Kendimize bazı sorular soralım ve daha geniş çapta düşünelim istiyorum. DAİŞ nasıl ortaya çıktı, gelişti ve kalan artıkları bundan sonra hangi kanallara akıtılacak? Bu kanlı örgütün kendiliğinden geliştiğine, iki devletten toprak alışına, devlet seviyesine geldiğine nasıl basitçe inanabiliriz? Kuruluşuna dair onlarca iddia ve tezin ortaya atıldığı biliniyor. Peki hep Kürtleri hedef almasını sadece Türk devlet yönetenlerinin Kürt düşmanlığına bağlayabilir miyiz? Sonuçta Kürt savaşçılığı ve direngenliği DAİŞ’in belini kırdı, liderinin ortadan kaldırılmasında rolleri dünyanın bir numaralı liderin ağzından ilan edildi. Ama bu gelişmelerin doğal bir süreç olduğunu söyleyebilir miyiz?
Suriye savaşından bu yana, Amerikan ve Rus ilişkileri Suriye üzerinde şiddetli bir rekabet gibi görünmedi. Birçok kere devlet başkanları, Dışişleri bakanları bu konuda başbaşa görüştü ve çoğu insan bunların Suriye üzerinde gizli bir anlaşmaya vardığını söyledi. Bu konuda belge yok ama halk arasındaki duyumlar böyle. Hatta Fırat’ın doğu ve batısı olarak ayırımlara da gittiler…
NATO derin düşünce kuruluşlarının radikal islamcıların dünyanın geleceği, özellikle de müslüman olmayanlara karşı büyük bir tehlike barındırdığını politikacılarına rapor ettiğine eminim. Rusya’nın da güneyindeki aşırı islamcılar ile başının dertte olduğunu, özellikle de Çeçenlerin Grozni savaşı ve ondan sonra Rusya şehirlerindeki sivil katliamları hatırlanırsa, Rusya ve Amerika’nın buluşma veya anlaşma noktalarından en önemlisi ortaya çıkmış olacaktır. Her iki süper güçte bunların öldürücü gücünün hafifletilmesi konusunda fikir birliği içerisindedir. Peki bunları kimin eliyle temizleyeceklerdi? En uygunları Kürtler oldu. Çünkü Kürtler: savaşçı, korkusuz, fedakar, özgürlüğe suskun, sözünün eri insanlardı. Az bir imkan verildiğinde bunların eliyle bu radikallerin temizlenmesi mümkündü.

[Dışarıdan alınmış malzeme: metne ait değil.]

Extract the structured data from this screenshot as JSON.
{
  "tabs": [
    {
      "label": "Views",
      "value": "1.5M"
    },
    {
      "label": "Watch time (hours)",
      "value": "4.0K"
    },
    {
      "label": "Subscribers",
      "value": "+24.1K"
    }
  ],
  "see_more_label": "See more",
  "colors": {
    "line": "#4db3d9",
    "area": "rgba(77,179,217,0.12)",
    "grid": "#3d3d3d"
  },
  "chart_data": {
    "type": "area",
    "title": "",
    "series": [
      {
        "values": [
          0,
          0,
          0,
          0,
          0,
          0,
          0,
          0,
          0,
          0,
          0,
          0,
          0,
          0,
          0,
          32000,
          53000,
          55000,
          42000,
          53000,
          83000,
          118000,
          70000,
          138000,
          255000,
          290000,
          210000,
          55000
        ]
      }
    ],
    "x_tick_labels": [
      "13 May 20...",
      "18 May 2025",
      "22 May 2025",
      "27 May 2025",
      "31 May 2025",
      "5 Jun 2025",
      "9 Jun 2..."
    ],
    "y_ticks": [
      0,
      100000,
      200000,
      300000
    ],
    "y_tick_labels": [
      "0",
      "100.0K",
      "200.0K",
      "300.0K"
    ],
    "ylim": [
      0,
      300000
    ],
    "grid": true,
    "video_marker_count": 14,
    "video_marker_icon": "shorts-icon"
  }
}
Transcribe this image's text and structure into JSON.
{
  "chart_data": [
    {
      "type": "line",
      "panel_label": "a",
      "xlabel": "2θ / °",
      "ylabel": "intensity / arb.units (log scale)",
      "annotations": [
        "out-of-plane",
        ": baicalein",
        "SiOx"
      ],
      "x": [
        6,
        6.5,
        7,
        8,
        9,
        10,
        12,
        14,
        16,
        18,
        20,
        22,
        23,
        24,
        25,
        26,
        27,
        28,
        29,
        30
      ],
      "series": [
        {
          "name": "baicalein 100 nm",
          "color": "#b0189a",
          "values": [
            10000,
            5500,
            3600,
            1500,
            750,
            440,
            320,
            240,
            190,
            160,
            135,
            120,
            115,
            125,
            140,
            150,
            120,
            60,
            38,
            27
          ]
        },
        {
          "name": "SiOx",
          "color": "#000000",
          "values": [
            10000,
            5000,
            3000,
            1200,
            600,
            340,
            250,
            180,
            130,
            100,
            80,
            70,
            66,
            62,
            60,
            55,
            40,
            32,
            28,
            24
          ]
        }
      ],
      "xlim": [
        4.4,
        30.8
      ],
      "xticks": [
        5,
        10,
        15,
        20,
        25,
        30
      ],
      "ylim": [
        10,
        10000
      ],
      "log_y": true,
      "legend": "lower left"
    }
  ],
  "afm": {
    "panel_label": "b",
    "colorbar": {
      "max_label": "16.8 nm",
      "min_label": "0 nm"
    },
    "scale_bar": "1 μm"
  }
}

Kürtler ölecek, sakat kalacak, evinden, yurdundan olacaktı ama bu onlar için dert değildi. Çünkü Amerikalılar bunu tecrübe etti, Özgür Suriye Ordusu adı altında bir sürü insan eğitip, donattılar ama sonunda hepsi DAİŞ ve türevlerine katıldı. Oysa Kürtlerin güvenirliğini ve kahramanlığını da her fırsatta dile getirdiler.
DAİŞ ve kardeşciklerini Kobanê hattından Kürtler üzerine sürdüler ama onbinlercesi öldürülerek ve belleri kırılarak bölgeden temizlendiler. Sonrasında Ruslar, Türk kozunu sahaya sürüp Efrîn’i işgal ettirdiler. Bunun karşılığında da Hota, Halep ve diğer bölgelerdeki çeteleri İdlib’de topladılar. Bu konuda hiçbir çevreden itiraz gelmedi. Derazor ve Rakka’daki bir kısım çeteleri Cizre ve diğer Kürt kentlerinde kullandılar. İdlib ve Türkiye’deki kamplarda topladıklarıyla da bugün Rojava’ya saldırıyorlar. Bütün dünya, Amerika ve Rusya’da dahil, herkes biliyor ki bunlar DAİŞ ve türevlerinin üyeleri. Hatta eminim ki her iki ülke istihbaratı eli altında bunların tek tek isim ve fotoğrafları da var ama ses çıkarmıyorlar. Kürtleri koruyorlarmış görüntüsü altında bu çeteleri planlı olarak Kürtlerin üzerine sürüyor ve iki tarafında birbirini kırmalarına sebep oluyorlar. Radikal dincilerin kırılması her iki cephedeki süper devletin hesabına geliyor, Kürtlerin kırdırmalarının sonucunuda yakında göreceğiz, ya Kürtlere yurtlarının bir bölümünde özgürce yaşama şansı verilecek ya da kırılmaları ‘onlar’ için maliyeti ucuz olacak. Sonucun belirgin bir nedeni de elbette Kürtlerin muhteşem direnişi olacak; hesapları bozacak olan yegane yol budur.
Şimdi, düğümün son önemli halkası da Bağdadi’nin öldürülmesidir; Türkiye’nin baş ucunda ve kontrolündeki bir bölgede yaşayan DAİŞ üye ve liderlerinden bu ülkenin, CIA ajanlarının habersiz olması imkansız. Bu olayda herkes Kürtlere bir pay çıkarıyor ve yardımından bahsediyor ama bundan sonra Kürtler bütün radikal grupların hedefinde olmayacak mı? DAİŞ yaratanların bundan sonraki planlarında bütün radikalleri Kürtlerin üzerine sürerek onyıllarca birbirleri ile kırdırılmaları mı hedefleniyor? Şimdiye kadar verilen bütün sözlere rağmen Rojava’yı bugün korumayanların, bundan sonra Kürtleri korumda ne gibi güvenceler vereceği, sorularını sormadan edemiyor insan.